Chicken heart and gizzard curry bunny chow
                
Prep time
30min                        
Cook time
1h                        
Serves
4                        
Try this popular Indian South African fast-food dish filled with a fragrant chicken heart and gizzard curry.
Ingredients:
- 500g chicken hearts
 - 500g chicken gizzards, cleaned and trimmed
 - 2 Tbsp (30ml) vegetable oil
 - 1 large onion, finely chopped
 - 3 cloves garlic, minced
 - 1 Tbsp (15ml) ginger, minced
 - 2 Tbsp (30ml) curry powder (or garam masala)
 - 1 tsp (5ml) ground cumin
 - 1 tsp (5ml) ground coriander
 - 1 tsp (5ml) turmeric powder
 - 1 tsp (5ml) paprika
 - 2 tomatoes, diced
 - ½ cup (125ml) chicken stock
 - Salt and pepper to taste
 - Fresh coriander for garnish
 
- 1-2 uncut white loaves
 - ¼ cup (60ml) margarine
 - 1 tsp (5ml) garlic powder or crushed fresh garlic
 - 1 Tbsp (15ml) freshly chopped parsley
 - Salt and pepper
 
Method:
- Rinse the chicken hearts and gizzards thoroughly. If the gizzards are large, cut them into smaller pieces.

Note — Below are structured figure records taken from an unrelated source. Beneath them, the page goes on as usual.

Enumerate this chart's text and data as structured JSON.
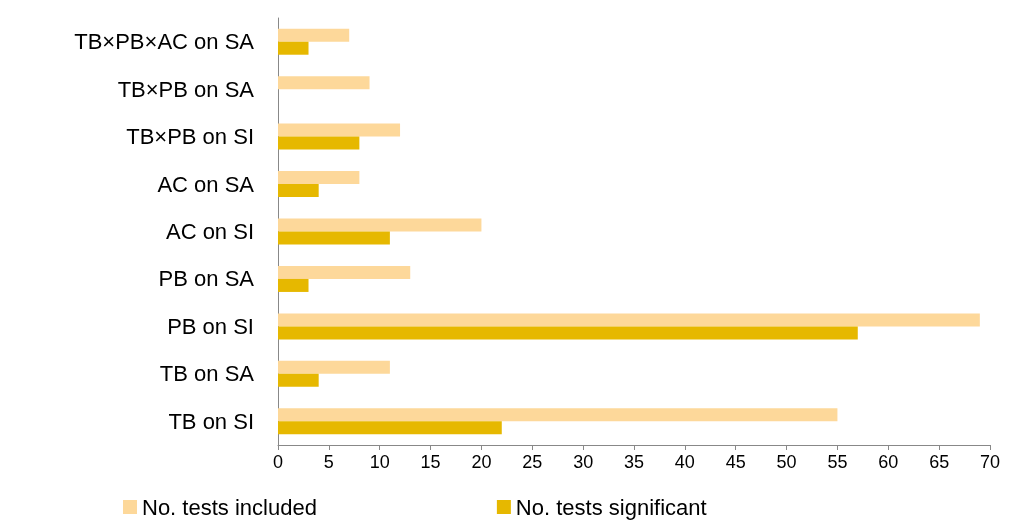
{
  "chart_data": {
    "type": "bar",
    "orientation": "horizontal",
    "categories": [
      "TB×PB×AC on SA",
      "TB×PB on SA",
      "TB×PB on SI",
      "AC on SA",
      "AC on SI",
      "PB on SA",
      "PB on SI",
      "TB on SA",
      "TB on SI"
    ],
    "series": [
      {
        "name": "No. tests included",
        "color": "#fdd89a",
        "values": [
          7,
          9,
          12,
          8,
          20,
          13,
          69,
          11,
          55
        ]
      },
      {
        "name": "No. tests significant",
        "color": "#e6b800",
        "values": [
          3,
          0,
          8,
          4,
          11,
          3,
          57,
          4,
          22
        ]
      }
    ],
    "xlim": [
      0,
      70
    ],
    "xticks": [
      0,
      5,
      10,
      15,
      20,
      25,
      30,
      35,
      40,
      45,
      50,
      55,
      60,
      65,
      70
    ],
    "grid": false,
    "legend": "bottom"
  }
}
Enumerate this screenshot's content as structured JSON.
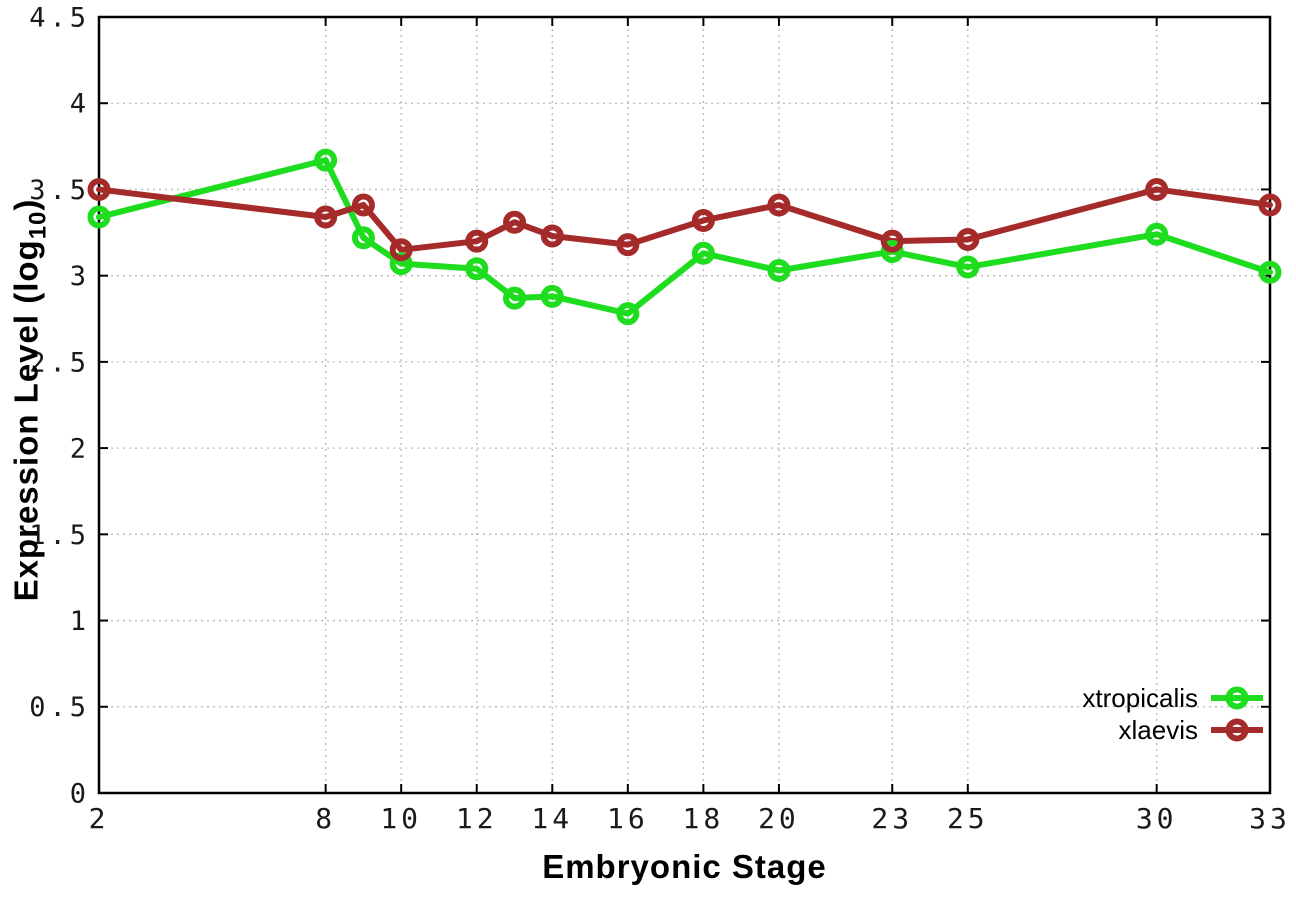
{
  "chart_data": {
    "type": "line",
    "title": "",
    "xlabel": "Embryonic Stage",
    "ylabel_pre": "Expression Level (log",
    "ylabel_sub": "10",
    "ylabel_post": ")",
    "x": [
      2,
      8,
      9,
      10,
      12,
      13,
      14,
      16,
      18,
      20,
      23,
      25,
      30,
      33
    ],
    "series": [
      {
        "name": "xtropicalis",
        "color": "#1edc1e",
        "values": [
          3.34,
          3.67,
          3.22,
          3.07,
          3.04,
          2.87,
          2.88,
          2.78,
          3.13,
          3.03,
          3.14,
          3.05,
          3.24,
          3.02
        ]
      },
      {
        "name": "xlaevis",
        "color": "#a52a2a",
        "values": [
          3.5,
          3.34,
          3.41,
          3.15,
          3.2,
          3.31,
          3.23,
          3.18,
          3.32,
          3.41,
          3.2,
          3.21,
          3.5,
          3.41
        ]
      }
    ],
    "xticks": [
      2,
      8,
      10,
      12,
      14,
      16,
      18,
      20,
      23,
      25,
      30,
      33
    ],
    "yticks": [
      0,
      0.5,
      1,
      1.5,
      2,
      2.5,
      3,
      3.5,
      4,
      4.5
    ],
    "xlim": [
      2,
      33
    ],
    "ylim": [
      0,
      4.5
    ],
    "grid": true,
    "legend_position": "bottom-right",
    "colors": {
      "grid": "#b8b8b8",
      "axis": "#000000",
      "tick_text": "#1a1a1a"
    }
  }
}
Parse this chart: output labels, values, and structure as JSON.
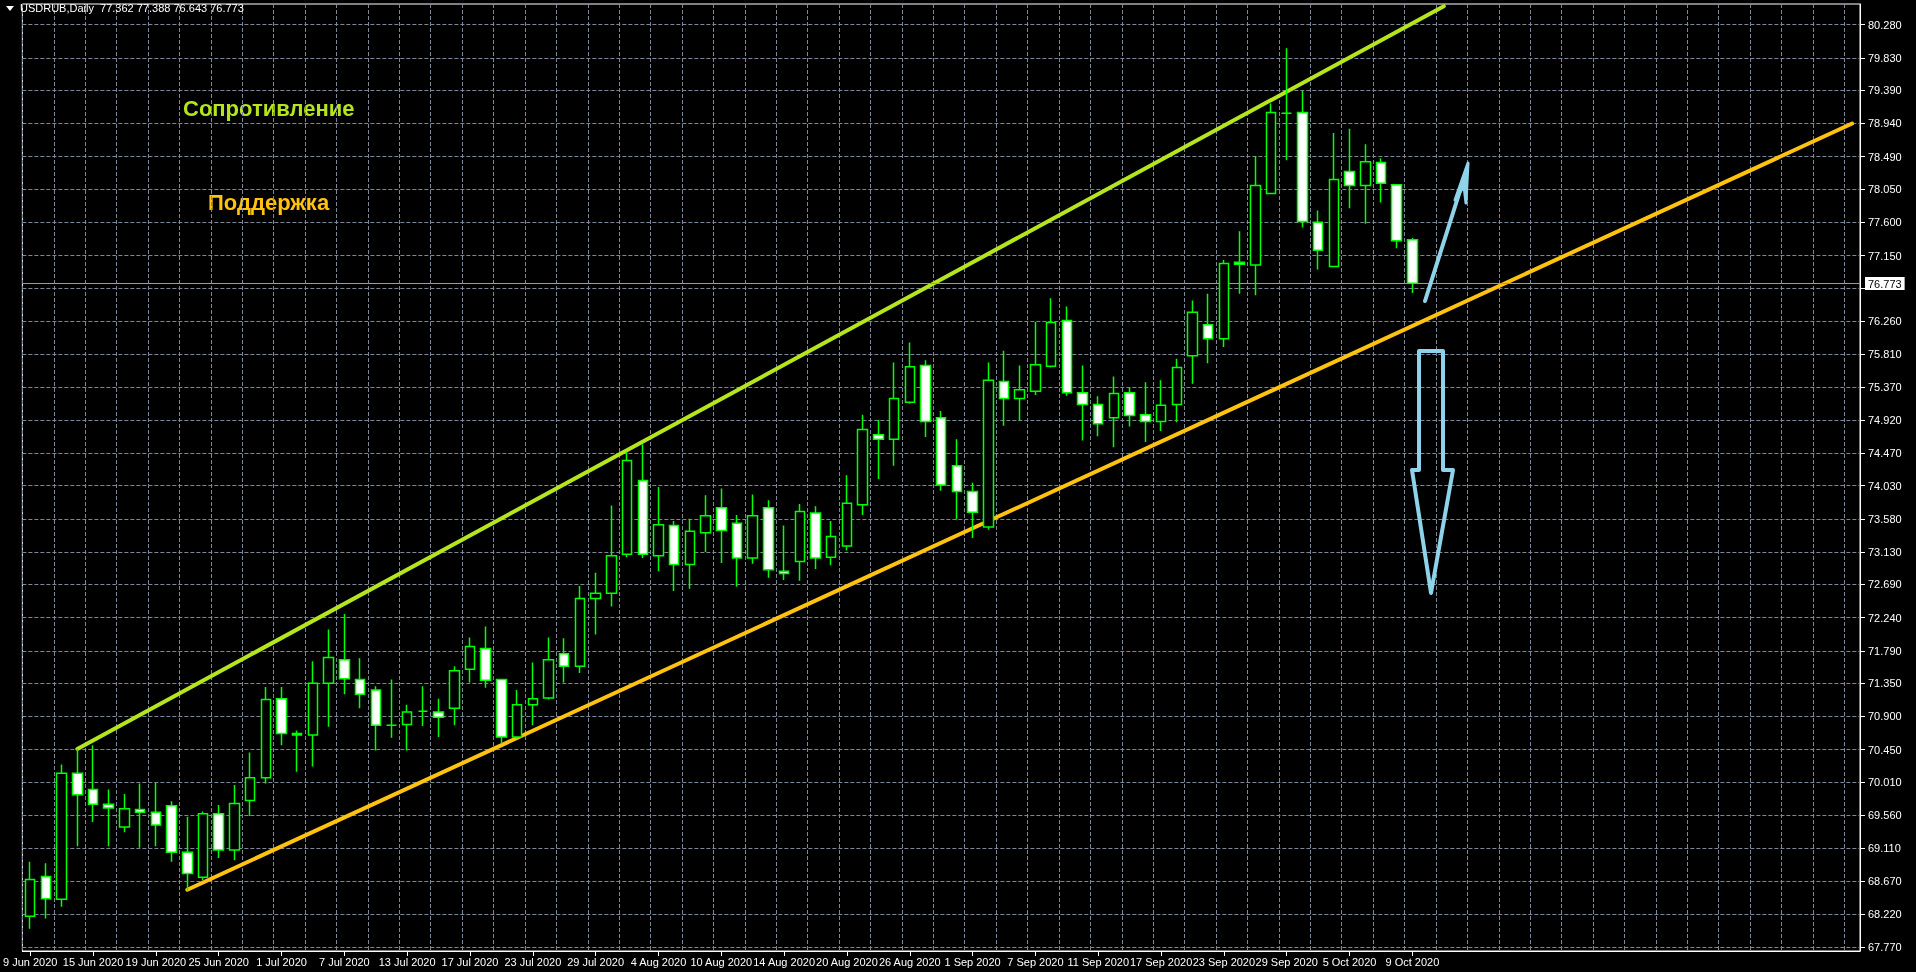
{
  "chart_data": {
    "type": "candlestick",
    "title": "USDRUB,Daily  77.362 77.388 76.643 76.773",
    "color": "#00ff00",
    "categories": [
      "9 Jun 2020",
      null,
      null,
      null,
      "15 Jun 2020",
      null,
      null,
      null,
      "19 Jun 2020",
      null,
      null,
      null,
      "25 Jun 2020",
      null,
      null,
      null,
      "1 Jul 2020",
      null,
      null,
      null,
      "7 Jul 2020",
      null,
      null,
      null,
      "13 Jul 2020",
      null,
      null,
      null,
      "17 Jul 2020",
      null,
      null,
      null,
      "23 Jul 2020",
      null,
      null,
      null,
      "29 Jul 2020",
      null,
      null,
      null,
      "4 Aug 2020",
      null,
      null,
      null,
      "10 Aug 2020",
      null,
      null,
      null,
      "14 Aug 2020",
      null,
      null,
      null,
      "20 Aug 2020",
      null,
      null,
      null,
      "26 Aug 2020",
      null,
      null,
      null,
      "1 Sep 2020",
      null,
      null,
      null,
      "7 Sep 2020",
      null,
      null,
      null,
      "11 Sep 2020",
      null,
      null,
      null,
      "17 Sep 2020",
      null,
      null,
      null,
      "23 Sep 2020",
      null,
      null,
      null,
      "29 Sep 2020",
      null,
      null,
      null,
      "5 Oct 2020",
      null,
      null,
      null,
      "9 Oct 2020",
      null,
      null,
      null,
      null,
      null,
      null,
      null,
      null,
      null,
      null,
      null,
      null,
      null,
      null,
      null,
      null,
      null,
      null,
      null,
      null,
      null,
      null,
      null,
      null,
      null,
      null,
      null,
      null
    ],
    "ohlc": [
      [
        68.19,
        68.93,
        68.02,
        68.69
      ],
      [
        68.73,
        68.91,
        68.16,
        68.43
      ],
      [
        68.42,
        70.25,
        68.32,
        70.13
      ],
      [
        70.13,
        70.46,
        69.14,
        69.84
      ],
      [
        69.91,
        70.51,
        69.47,
        69.71
      ],
      [
        69.71,
        69.91,
        69.14,
        69.66
      ],
      [
        69.4,
        69.85,
        69.33,
        69.65
      ],
      [
        69.64,
        69.99,
        69.12,
        69.6
      ],
      [
        69.6,
        70.0,
        69.14,
        69.43
      ],
      [
        69.69,
        69.75,
        68.93,
        69.06
      ],
      [
        69.06,
        69.54,
        68.54,
        68.77
      ],
      [
        68.72,
        69.61,
        68.68,
        69.58
      ],
      [
        69.58,
        69.7,
        68.98,
        69.09
      ],
      [
        69.09,
        69.97,
        68.95,
        69.72
      ],
      [
        69.76,
        70.41,
        69.55,
        70.07
      ],
      [
        70.07,
        71.3,
        69.99,
        71.13
      ],
      [
        71.14,
        71.3,
        70.51,
        70.67
      ],
      [
        70.67,
        70.71,
        70.15,
        70.65
      ],
      [
        70.65,
        71.65,
        70.22,
        71.35
      ],
      [
        71.35,
        72.08,
        70.76,
        71.7
      ],
      [
        71.67,
        72.29,
        71.2,
        71.41
      ],
      [
        71.4,
        71.69,
        71.01,
        71.2
      ],
      [
        71.26,
        71.31,
        70.44,
        70.78
      ],
      [
        70.78,
        71.4,
        70.61,
        70.78
      ],
      [
        70.79,
        71.06,
        70.44,
        70.96
      ],
      [
        70.97,
        71.31,
        70.77,
        70.97
      ],
      [
        70.96,
        71.14,
        70.62,
        70.89
      ],
      [
        71.01,
        71.58,
        70.78,
        71.52
      ],
      [
        71.54,
        71.97,
        71.36,
        71.85
      ],
      [
        71.82,
        72.12,
        71.29,
        71.39
      ],
      [
        71.4,
        71.4,
        70.53,
        70.62
      ],
      [
        70.62,
        71.26,
        70.6,
        71.06
      ],
      [
        71.06,
        71.63,
        70.78,
        71.14
      ],
      [
        71.15,
        71.97,
        71.13,
        71.67
      ],
      [
        71.75,
        71.96,
        71.36,
        71.58
      ],
      [
        71.58,
        72.67,
        71.49,
        72.5
      ],
      [
        72.5,
        72.85,
        72.01,
        72.57
      ],
      [
        72.57,
        73.76,
        72.39,
        73.08
      ],
      [
        73.1,
        74.49,
        73.06,
        74.37
      ],
      [
        74.1,
        74.59,
        73.05,
        73.1
      ],
      [
        73.08,
        74.01,
        72.87,
        73.5
      ],
      [
        73.49,
        73.55,
        72.6,
        72.96
      ],
      [
        72.96,
        73.58,
        72.63,
        73.41
      ],
      [
        73.39,
        73.9,
        73.13,
        73.62
      ],
      [
        73.73,
        73.99,
        72.98,
        73.42
      ],
      [
        73.52,
        73.63,
        72.66,
        73.05
      ],
      [
        73.05,
        73.91,
        72.97,
        73.62
      ],
      [
        73.73,
        73.83,
        72.78,
        72.89
      ],
      [
        72.87,
        73.49,
        72.75,
        72.84
      ],
      [
        73.0,
        73.78,
        72.74,
        73.68
      ],
      [
        73.66,
        73.75,
        72.9,
        73.05
      ],
      [
        73.06,
        73.55,
        72.95,
        73.34
      ],
      [
        73.21,
        74.17,
        73.15,
        73.79
      ],
      [
        73.77,
        74.99,
        73.63,
        74.79
      ],
      [
        74.72,
        74.92,
        74.12,
        74.66
      ],
      [
        74.66,
        75.7,
        74.3,
        75.21
      ],
      [
        75.16,
        75.97,
        75.14,
        75.64
      ],
      [
        75.66,
        75.73,
        74.69,
        74.9
      ],
      [
        74.95,
        75.04,
        73.96,
        74.04
      ],
      [
        74.3,
        74.66,
        73.57,
        73.95
      ],
      [
        73.95,
        74.07,
        73.32,
        73.67
      ],
      [
        73.47,
        75.7,
        73.43,
        75.46
      ],
      [
        75.44,
        75.86,
        74.84,
        75.21
      ],
      [
        75.21,
        75.66,
        74.91,
        75.33
      ],
      [
        75.31,
        76.25,
        75.26,
        75.67
      ],
      [
        75.65,
        76.57,
        75.63,
        76.24
      ],
      [
        76.27,
        76.46,
        75.25,
        75.29
      ],
      [
        75.29,
        75.66,
        74.64,
        75.13
      ],
      [
        75.13,
        75.24,
        74.7,
        74.87
      ],
      [
        74.95,
        75.51,
        74.55,
        75.28
      ],
      [
        75.29,
        75.36,
        74.83,
        74.98
      ],
      [
        74.99,
        75.43,
        74.62,
        74.9
      ],
      [
        74.9,
        75.46,
        74.77,
        75.12
      ],
      [
        75.13,
        75.75,
        74.89,
        75.63
      ],
      [
        75.79,
        76.54,
        75.41,
        76.38
      ],
      [
        76.21,
        76.63,
        75.69,
        76.02
      ],
      [
        76.02,
        77.09,
        75.91,
        77.04
      ],
      [
        77.06,
        77.48,
        76.63,
        77.03
      ],
      [
        77.02,
        78.5,
        76.61,
        78.1
      ],
      [
        77.99,
        79.21,
        77.99,
        79.09
      ],
      [
        79.08,
        79.96,
        78.44,
        79.08
      ],
      [
        79.09,
        79.38,
        77.53,
        77.61
      ],
      [
        77.6,
        77.76,
        76.96,
        77.22
      ],
      [
        77.0,
        78.81,
        76.99,
        78.18
      ],
      [
        78.29,
        78.87,
        77.79,
        78.1
      ],
      [
        78.1,
        78.66,
        77.58,
        78.42
      ],
      [
        78.41,
        78.47,
        77.87,
        78.13
      ],
      [
        78.11,
        78.11,
        77.25,
        77.35
      ],
      [
        77.362,
        77.388,
        76.643,
        76.773
      ],
      null,
      null,
      null,
      null,
      null,
      null,
      null,
      null,
      null,
      null,
      null,
      null,
      null,
      null,
      null,
      null,
      null,
      null,
      null,
      null,
      null,
      null,
      null,
      null,
      null,
      null,
      null,
      null
    ],
    "series": [
      {
        "type": "line",
        "name": "Сопротивление",
        "color": "#b5e61d",
        "values": [
          null,
          null,
          null,
          70.46,
          null,
          null,
          null,
          null,
          null,
          null,
          null,
          null,
          null,
          null,
          null,
          null,
          null,
          null,
          null,
          null,
          null,
          null,
          null,
          null,
          null,
          null,
          null,
          null,
          null,
          null,
          null,
          null,
          null,
          null,
          null,
          null,
          null,
          null,
          null,
          null,
          null,
          null,
          null,
          null,
          null,
          null,
          null,
          null,
          null,
          null,
          null,
          null,
          null,
          null,
          null,
          null,
          null,
          null,
          null,
          null,
          null,
          null,
          null,
          null,
          null,
          null,
          null,
          null,
          null,
          null,
          null,
          null,
          null,
          null,
          null,
          null,
          null,
          null,
          null,
          null,
          null,
          null,
          null,
          null,
          null,
          null,
          null,
          null,
          null,
          null,
          80.53,
          null,
          null,
          null,
          null,
          null,
          null,
          null,
          null,
          null,
          null,
          null,
          null,
          null,
          null,
          null,
          null,
          null,
          null,
          null,
          null,
          null,
          null,
          null,
          null,
          null,
          null
        ]
      },
      {
        "type": "line",
        "name": "Поддержка",
        "color": "#ffc20e",
        "values": [
          null,
          null,
          null,
          null,
          null,
          null,
          null,
          null,
          null,
          null,
          68.55,
          null,
          null,
          null,
          null,
          null,
          null,
          null,
          null,
          null,
          null,
          null,
          null,
          null,
          null,
          null,
          null,
          null,
          null,
          null,
          null,
          null,
          null,
          null,
          null,
          null,
          null,
          null,
          null,
          null,
          null,
          null,
          null,
          null,
          null,
          null,
          null,
          null,
          null,
          null,
          null,
          null,
          null,
          null,
          null,
          null,
          null,
          null,
          null,
          null,
          null,
          null,
          null,
          null,
          null,
          null,
          null,
          null,
          null,
          null,
          null,
          null,
          null,
          null,
          null,
          null,
          null,
          null,
          null,
          null,
          null,
          null,
          null,
          null,
          null,
          null,
          null,
          null,
          null,
          null,
          null,
          null,
          null,
          null,
          null,
          null,
          null,
          null,
          null,
          null,
          null,
          null,
          null,
          null,
          null,
          null,
          null,
          null,
          null,
          null,
          null,
          null,
          null,
          null,
          null,
          null,
          78.94
        ]
      }
    ],
    "ylim": [
      67.72,
      80.56
    ],
    "yticks": [
      {
        "value": 67.77,
        "label": "67.770"
      },
      {
        "value": 68.22,
        "label": "68.220"
      },
      {
        "value": 68.67,
        "label": "68.670"
      },
      {
        "value": 69.11,
        "label": "69.110"
      },
      {
        "value": 69.56,
        "label": "69.560"
      },
      {
        "value": 70.01,
        "label": "70.010"
      },
      {
        "value": 70.45,
        "label": "70.450"
      },
      {
        "value": 70.9,
        "label": "70.900"
      },
      {
        "value": 71.35,
        "label": "71.350"
      },
      {
        "value": 71.79,
        "label": "71.790"
      },
      {
        "value": 72.24,
        "label": "72.240"
      },
      {
        "value": 72.69,
        "label": "72.690"
      },
      {
        "value": 73.13,
        "label": "73.130"
      },
      {
        "value": 73.58,
        "label": "73.580"
      },
      {
        "value": 74.03,
        "label": "74.030"
      },
      {
        "value": 74.47,
        "label": "74.470"
      },
      {
        "value": 74.92,
        "label": "74.920"
      },
      {
        "value": 75.37,
        "label": "75.370"
      },
      {
        "value": 75.81,
        "label": "75.810"
      },
      {
        "value": 76.26,
        "label": "76.260"
      },
      {
        "value": 76.71,
        "label": null
      },
      {
        "value": 77.15,
        "label": "77.150"
      },
      {
        "value": 77.6,
        "label": "77.600"
      },
      {
        "value": 78.05,
        "label": "78.050"
      },
      {
        "value": 78.49,
        "label": "78.490"
      },
      {
        "value": 78.94,
        "label": "78.940"
      },
      {
        "value": 79.39,
        "label": "79.390"
      },
      {
        "value": 79.83,
        "label": "79.830"
      },
      {
        "value": 80.28,
        "label": "80.280"
      }
    ],
    "ref_lines": [
      {
        "axis": "y",
        "value": 76.773,
        "label": "76.773",
        "color": "#9a9a9a"
      }
    ],
    "grid": true
  }
}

 - Boil the gizzards in a pot of water for about 30-40 minutes to soften them. Drain and set aside.
 - Heat the oil in a medium saucepan or pan over medium heat. Add the onions and cook until softened about 5-7 minutes. Add the garlic and ginger, and sauté for another minute.
 - Stir in the curry powder, cumin, coriander, turmeric, and paprika. Cook the spices for 1-2 minutes until fragrant.
 - Stir in the diced tomatoes and cook until they break down about 5 minutes.
 - Add the pre-boiled gizzards and chicken hearts to the pan. Mix well to coat them with the spice mixture.
 - Add the chicken stock. Bring the mixture to a simmer, reduce the heat, and let it cook uncovered for 20-25 minutes, or until the sauce thickens and the meat is tender. Season with salt and pepper to taste.
 - To make the garlic loaves, mix the margarine, parsley and garlic salt.
 - Cut the bread into your desired portion size (either in halves or quarters). Then spread the sides of the loaves with garlic margarine. Toast the sides of the loaves in a pan until golden.
 - Carefully break or cut the soft middle parts out of the bread and fill with curry. Serve.